Yes, the FHA allows non-occupying co-borrowers. This means you can have a co-borrower on an FHA loan who doesn't make the home their primary residence.
How much can mortgagees charge for processing an FHA loan assumption? As of the recent update to the Single Family Housing Policy Handbook 4000.1, mortgagees can charge up to $1,800 for processing an FHA loan assumption. This is a significant increase from the previous maximum of $900.
A disadvantage is when the home's purchase price exceeds the mortgage balance by a significant amount, requiring you to obtain a new mortgage. Depending on your credit profile and current rates, the interest rate may be considerably higher than the assumed loan.
What Credit Score Do You Need for an Assumable Mortgage? You'll need to qualify for the mortgage that you're assuming, which means you may need a credit score of at least 500 for an FHA loan or 620 for a VA loan.
They feel that buyers who can secure any other financing option are 'stronger buyers. ' FHA buyers have a reputation for having low credit scores, little money to put down, and less than optimal qualifying requirements.
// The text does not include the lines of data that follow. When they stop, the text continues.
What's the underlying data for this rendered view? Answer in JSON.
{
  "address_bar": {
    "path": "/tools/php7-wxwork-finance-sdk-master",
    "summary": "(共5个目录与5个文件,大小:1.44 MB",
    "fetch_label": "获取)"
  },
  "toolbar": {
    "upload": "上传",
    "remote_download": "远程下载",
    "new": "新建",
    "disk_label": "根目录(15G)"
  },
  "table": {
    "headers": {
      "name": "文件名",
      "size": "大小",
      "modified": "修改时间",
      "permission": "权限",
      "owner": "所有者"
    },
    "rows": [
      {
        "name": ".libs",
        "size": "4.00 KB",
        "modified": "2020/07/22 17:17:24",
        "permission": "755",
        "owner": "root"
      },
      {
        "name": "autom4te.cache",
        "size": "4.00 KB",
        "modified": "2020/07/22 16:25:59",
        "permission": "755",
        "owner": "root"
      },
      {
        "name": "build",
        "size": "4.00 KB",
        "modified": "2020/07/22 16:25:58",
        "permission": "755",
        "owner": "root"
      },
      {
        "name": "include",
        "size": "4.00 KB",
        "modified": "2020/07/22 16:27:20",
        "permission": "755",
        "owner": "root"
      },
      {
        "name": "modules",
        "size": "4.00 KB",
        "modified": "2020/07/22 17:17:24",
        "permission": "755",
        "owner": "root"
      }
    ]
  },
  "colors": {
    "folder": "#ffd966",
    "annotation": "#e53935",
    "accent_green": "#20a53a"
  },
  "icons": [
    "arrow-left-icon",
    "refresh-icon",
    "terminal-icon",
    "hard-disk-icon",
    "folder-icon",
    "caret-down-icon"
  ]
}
Sellers want a 'sure thing' when they sell their home.
Roll the costs into your loan Yes, closing costs can be included in your loan amount if your lender offers a no-closing cost loan. → How to finance FHA closing costs on a purchase loan: Increase your interest rate and ask the lender to pay the fees, or increase your loan amount to pay them.
Key Takeaways: The FHA loan process typically takes 30 to 60 days, depending on how quickly you provide documents and the lender's workload.